Понимая, что спорить с Федором Юрьевичем бесполезно, пресвитер Константин удалился из пиршественного зала с горделиво поднятой головой.
Войшелк видел, что никто из бояр и гридней Федора Юрьевича не выразил даже малейшего недовольства, слыша его обличающие слова и глядя на удаляющегося из гридницы настоятеля Константина.
«Прочно владеет здешним княжеским троном Федор Юрьевич, – подумал Войшелк. – Не страшится ни Лингвена с Витовтом, ни церковных иерархов! Мыслит дерзко и говорит складно – словом бьет наверняка! Такой убедит в своей правоте кого угодно».
* * *
Не прошло и двадцати дней, как Самовлад Гордеевич пошел на поправку. Губерт, получив причитающиеся ему за лечение деньги, уехал обратно в Смоленск. Возле раненого боярина Самовлада остался Клаус, которому было поручено проследить, чтобы целебные снадобья давались больному в нужных дозах и в определенное время.
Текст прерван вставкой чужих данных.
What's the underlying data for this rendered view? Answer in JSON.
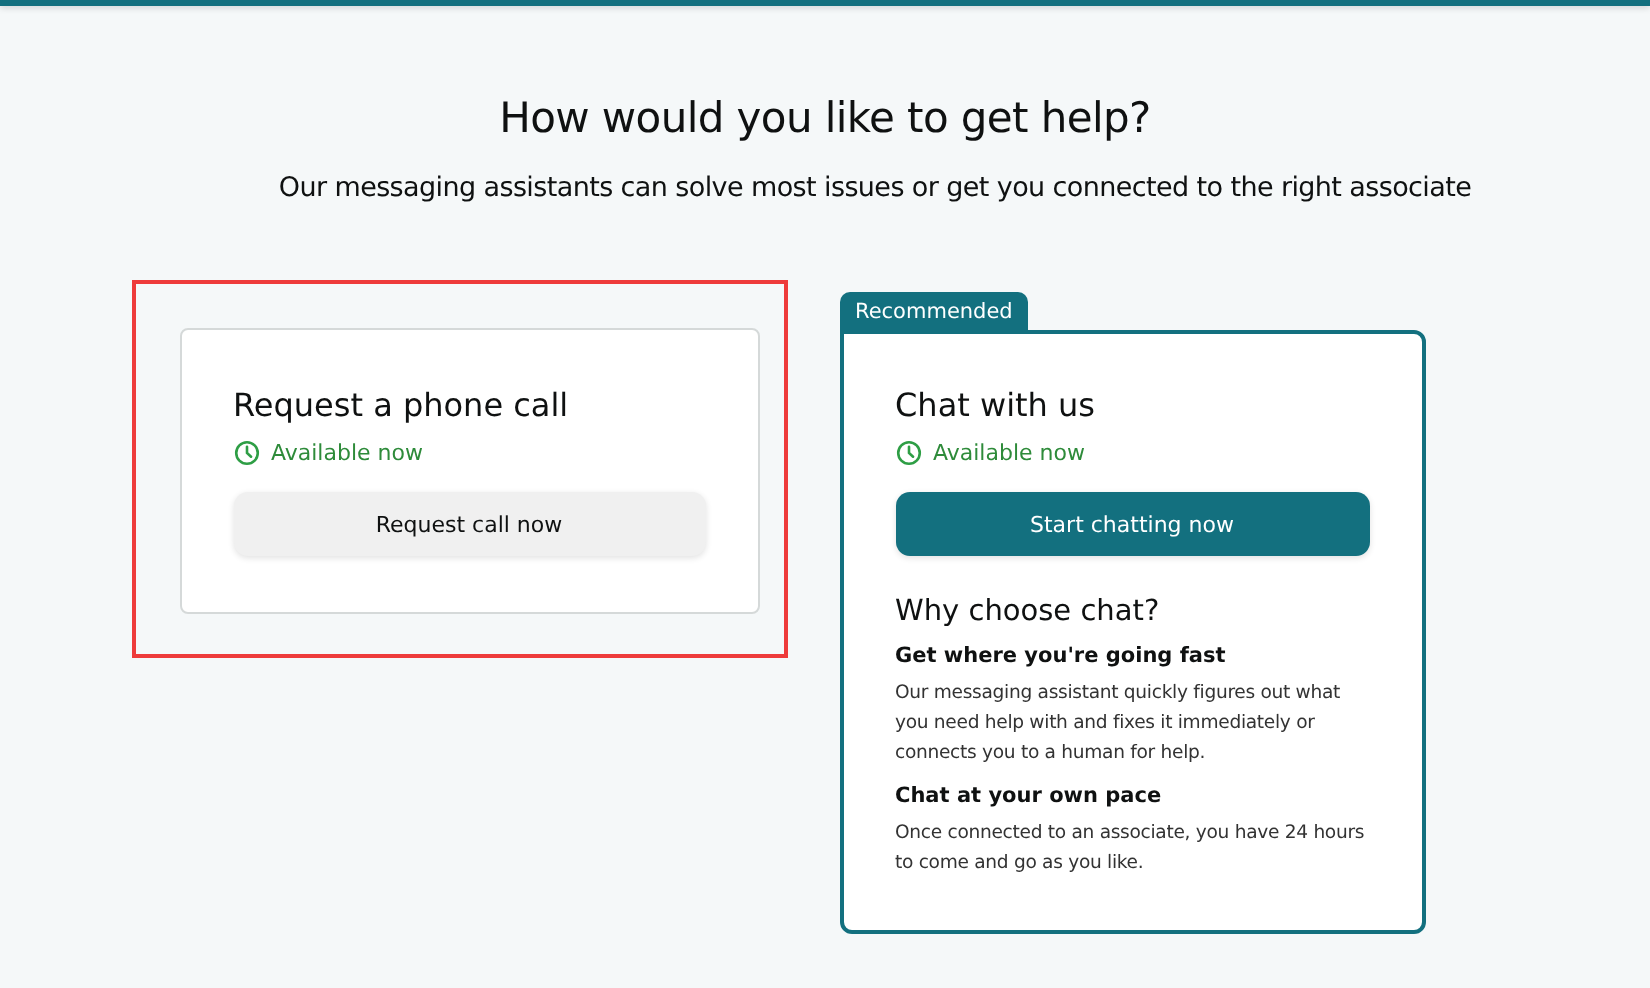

В марте Горяин вместе с Глебом поехали в Кузищино. Поскольку невеста Горяина собиралась пасхальные торжества справлять в Смоленске, то ее жениху пришлось наведаться к матери в деревню раньше обещанного срока. На Пасху Горяин намеревался повидаться в Смоленске со своей ненаглядной Дарьей.
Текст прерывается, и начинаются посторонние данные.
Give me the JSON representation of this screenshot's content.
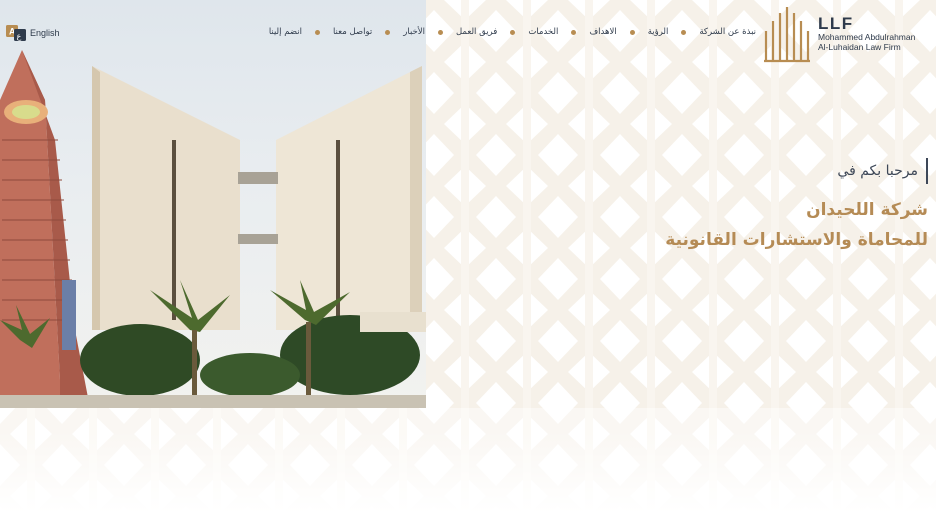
{
  "header": {
    "language_label": "English",
    "language_icon": "translate-icon",
    "nav_items": [
      {
        "label": "نبذة عن الشركة"
      },
      {
        "label": "الرؤية"
      },
      {
        "label": "الاهداف"
      },
      {
        "label": "الخدمات"
      },
      {
        "label": "فريق العمل"
      },
      {
        "label": "الأخبار"
      },
      {
        "label": "تواصل معنا"
      },
      {
        "label": "انضم إلينا"
      }
    ]
  },
  "logo": {
    "abbr": "LLF",
    "line1": "Mohammed Abdulrahman",
    "line2": "Al-Luhaidan Law Firm"
  },
  "hero": {
    "welcome": "مرحبا بكم في",
    "title_line1": "شركة اللحيدان",
    "title_line2": "للمحاماة والاستشارات القانونية"
  },
  "colors": {
    "gold": "#b88d52",
    "navy": "#2f3b4c"
  }
}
Вернувшись из Кузищина в Дорогобуж, Горяин застал своего отца уже почти здоровым, крепко стоящим на ногах. Но вместо радости Самовлада Гордеевича переполняли досада и раздражение. Оказалось, что Клаус уехал в Смоленск, а перед отъездом он просил у боярина отдать ему в жены Анну. Получив вежливый отказ, Клаус подарил Анне книгу на латинском языке и на другой же день отбыл восвояси.
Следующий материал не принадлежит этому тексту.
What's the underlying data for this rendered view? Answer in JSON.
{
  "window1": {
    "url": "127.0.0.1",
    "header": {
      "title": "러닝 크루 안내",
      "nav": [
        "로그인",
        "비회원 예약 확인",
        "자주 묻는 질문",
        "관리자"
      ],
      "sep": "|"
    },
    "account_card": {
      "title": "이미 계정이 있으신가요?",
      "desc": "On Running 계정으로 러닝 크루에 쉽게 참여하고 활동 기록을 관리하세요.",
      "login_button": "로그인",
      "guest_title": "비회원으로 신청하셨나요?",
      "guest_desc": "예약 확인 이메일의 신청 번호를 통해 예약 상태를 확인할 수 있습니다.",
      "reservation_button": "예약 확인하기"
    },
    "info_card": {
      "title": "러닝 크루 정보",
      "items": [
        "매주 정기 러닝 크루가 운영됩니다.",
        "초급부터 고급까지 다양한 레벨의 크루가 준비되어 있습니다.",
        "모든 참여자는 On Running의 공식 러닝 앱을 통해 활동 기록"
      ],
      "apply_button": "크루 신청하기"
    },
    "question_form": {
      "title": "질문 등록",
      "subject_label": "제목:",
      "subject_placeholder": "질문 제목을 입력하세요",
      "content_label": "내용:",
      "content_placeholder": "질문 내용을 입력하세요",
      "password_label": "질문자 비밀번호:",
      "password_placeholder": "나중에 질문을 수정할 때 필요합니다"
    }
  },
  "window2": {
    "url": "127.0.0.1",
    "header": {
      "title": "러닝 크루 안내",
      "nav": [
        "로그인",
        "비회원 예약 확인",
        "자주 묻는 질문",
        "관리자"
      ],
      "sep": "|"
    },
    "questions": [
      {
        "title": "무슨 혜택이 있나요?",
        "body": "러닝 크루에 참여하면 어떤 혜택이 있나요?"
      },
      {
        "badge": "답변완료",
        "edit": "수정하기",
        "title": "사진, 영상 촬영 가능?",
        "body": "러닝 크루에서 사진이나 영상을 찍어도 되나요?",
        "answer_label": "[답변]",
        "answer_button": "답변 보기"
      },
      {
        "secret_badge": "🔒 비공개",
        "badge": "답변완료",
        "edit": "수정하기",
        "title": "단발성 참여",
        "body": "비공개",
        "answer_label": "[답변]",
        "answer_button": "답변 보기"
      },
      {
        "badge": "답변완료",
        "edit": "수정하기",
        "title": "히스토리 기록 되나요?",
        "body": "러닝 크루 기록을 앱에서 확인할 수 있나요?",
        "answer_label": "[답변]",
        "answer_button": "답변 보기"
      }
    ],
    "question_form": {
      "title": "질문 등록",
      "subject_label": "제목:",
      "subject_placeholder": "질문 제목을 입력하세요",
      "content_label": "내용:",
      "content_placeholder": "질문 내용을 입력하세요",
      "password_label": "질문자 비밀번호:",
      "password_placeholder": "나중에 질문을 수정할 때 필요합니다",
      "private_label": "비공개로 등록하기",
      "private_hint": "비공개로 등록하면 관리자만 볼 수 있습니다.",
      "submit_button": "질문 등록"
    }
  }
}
Анна и сама хотела пойти замуж за Клауса, отцовская неуступчивость расстроила ее невероятно.
«Три дня после отъезда Клауса Анна ходила по терему бледная и молчаливая, будто призрак, а на четвертый день ее и след простыл! – рассказывал Горяину тиун Архип. – Никто не заметил, когда Анна из терема улизнула, но стража у городских ворот видела ее сидящей на возу в каком-то купеческом караване. Тот караван, говорят, шел из Вязьмы через Дорогобуж до Смоленска. Вот такие дела, брат! Вот такая у тебя сестрица-красавица! То она ни в какую замуж не хочет, то вдруг разом собралась под венец идти! Да с кем – с немчином! Батюшка твой хочет разыскать Анну в Смоленске и за косу домой приволочь, чтоб она род свой не позорила, с немчином путаясь!»
Говоря все это Горяину, Архип не находил себе места от возмущения. Он-то считал Анну самой разумной из дочерей Самовлада Гордеевича. И вдруг Анна вычудила такое!